The official website for The Office included four cut scenes from "Dwight K. Schrute, (Acting) Manager" within a week of the episode's release. In the first, 66-second clip, Dwight shows the documentary crew his new office apparel including his desk modeled after Uday Hussein's desk. In the second, 77-second clip, Jim pranks Dwight by putting fake results from Jordan's surveillance of the office. In a talking head, Jordan grudgingly admits the prank was funny. In the third, 86-second clip, the staff complain about Dwight blocking their Internet activities. In the fourth, 49-second clip, Gabe attempts to get Erin back by using her love of Pixar films, but ultimately fails.

==Reception==

===Ratings===
In its original American broadcast on May 13, 2011, "Dwight K. Schrute, (Acting) Manager" was viewed by an estimated 6.45 million viewers and received a 3.3 rating/9% share among adults between the ages of 18 and 49. This means that it was seen by 3.3% of all 18- to 49-year-olds, and 9% of all 18- to 49-year-olds watching television at the time of the broadcast. This marked a nine percent drop in the ratings from the previous episode making it the second-lowest-rated episode of the season in the 18–49 demographic, after "Todd Packer". "Dwight K Schrute, (Acting) Manager" was the sixth most-watched scripted show for the week of broadcast among adults aged 18–49.

===Reviews===

..."The Office" did just fine without Carell, or Will Ferrell, or any of the big names who are going to pass through in the finale. This was an episode of "The Office" filled only with familiar characters (even Jo's been around long enough that she counts), and a pretty good one, at that. I said last week that I didn't really want to start judging the post-Carell version of the show until Deangelo was gone. Well, he's gone, and the first real impression of the show after Michael was a strong one.
— Alan Sepinwall, HitFix

"Dwight K. Schrute, (Acting) Manager" received positive reviews from critics. IGN reviewer Cindy White commented: "This episode proved that the show can be funny without [Steve Carell]". She also praised Rainn Wilson and John Krasinski's performance in the episode, calling it "one of my favorite dynamics on the show". However, she criticized the Andy-Gabe-Erin love triangle storyline, commenting: "It's only been made worse by the way they've turned Gabe from meek, bumbling burocrat [sic] into unhinged stalker guy." She ultimately gave the episode an 8.0/10. Alan Sepinwall of HitFix called the episode "fun" and a "drastic improvement from 'The Inner Circle. He mainly praised the return of "The Dwight/Jim dynamic", writing that he "briefly rethought the idea of Dwight as long-term boss", and went on to praise the writers for featuring Dwight as manager for only one episode. He ultimately concluded that "the first real impression of the show after Michael was a strong one." TV Squad writer Joel Keller was very positive towards the episode, commenting that "The story also gave me faith that Lieberstein and company might actually do a credible job of exploring the other folks in the office now that the show's dominant force, Michael, is gone".
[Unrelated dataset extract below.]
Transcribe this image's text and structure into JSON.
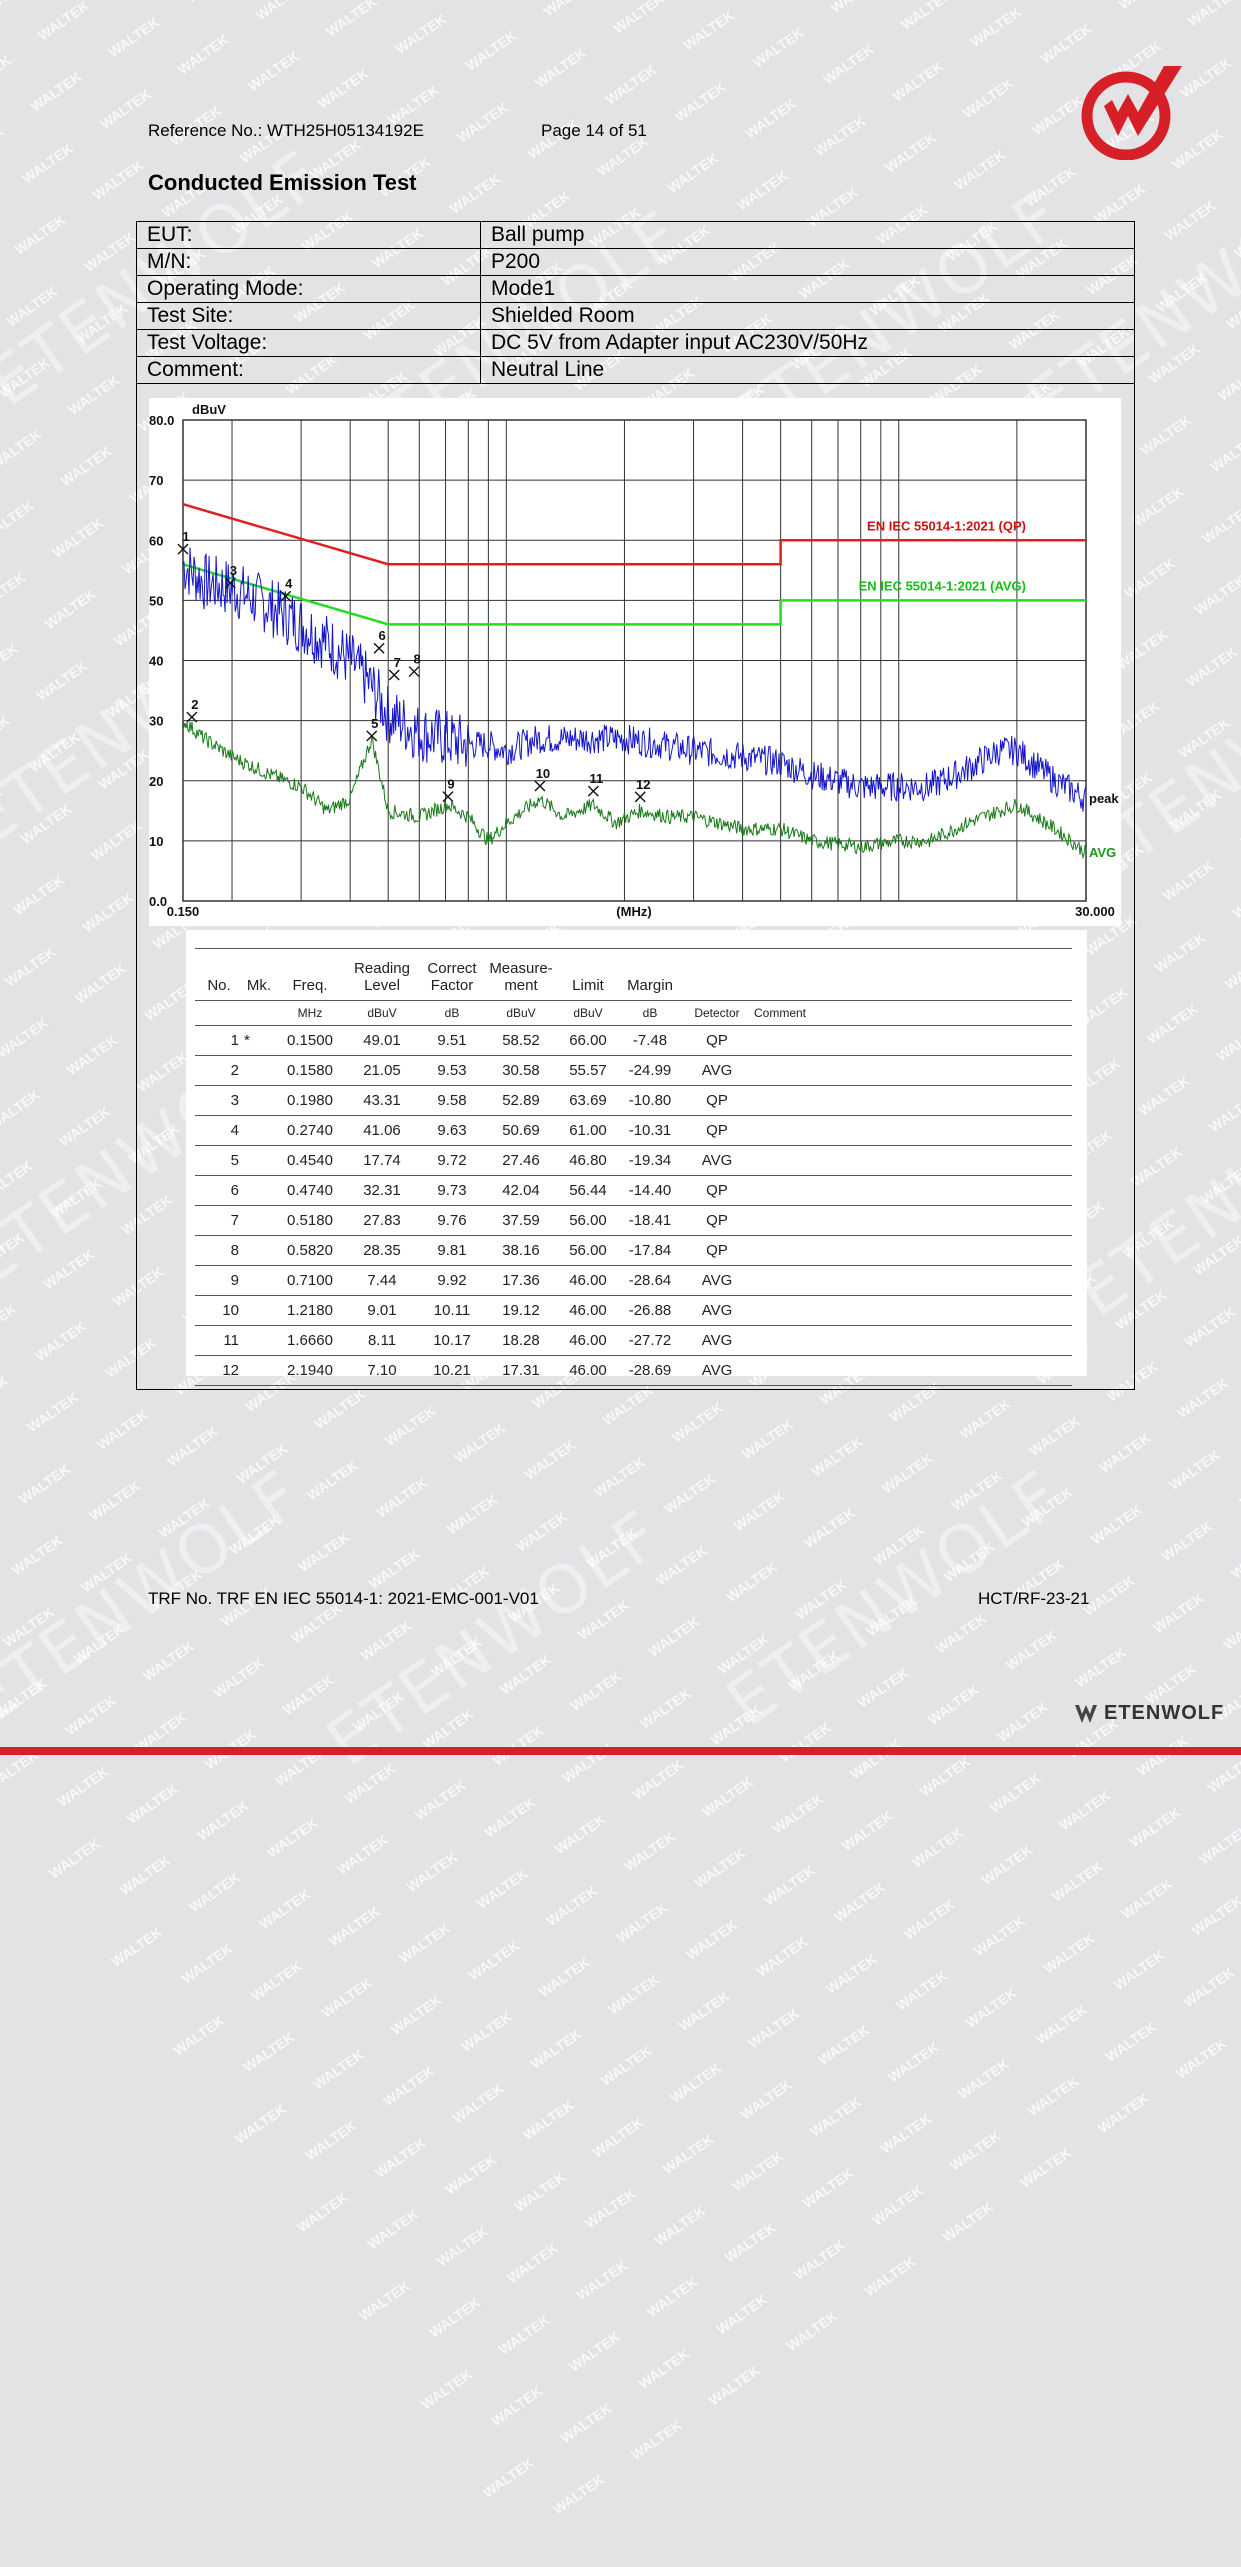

The A.V. Clubs Myles McNutt stated that Dwight K. Schrute, (Acting) Manager' demonstrated that the show is perfectly capable of being funny without Carell", but criticized the episode for not featuring more "subtle" humor. He ultimately gave the episode a B. Sam Morgan of Hollywood.com called the episode "fairly decent episode" commenting that the concept of the episode was similar to the 10th episode of the seventh season, "China". He also positively commented on Ellie Kemper's performance, writing that "She came into this series as a sketch actor but for the first time I think she finally started being an 'actor. Several commentators praised the scene featuring Dwight massaging Kevin's back. "Dwight K. Schrute, (Acting) Manager" was voted the fourth highest-rated episode out of 24 from the seventh season, according to an episode poll at the fansite OfficeTally; the episode was rated 8.81 out of 10. In another poll, the episode was voted the second-highest-rated out of 24 from the seventh season, according to a "Survivor" episode poll at the fansite OfficeTally.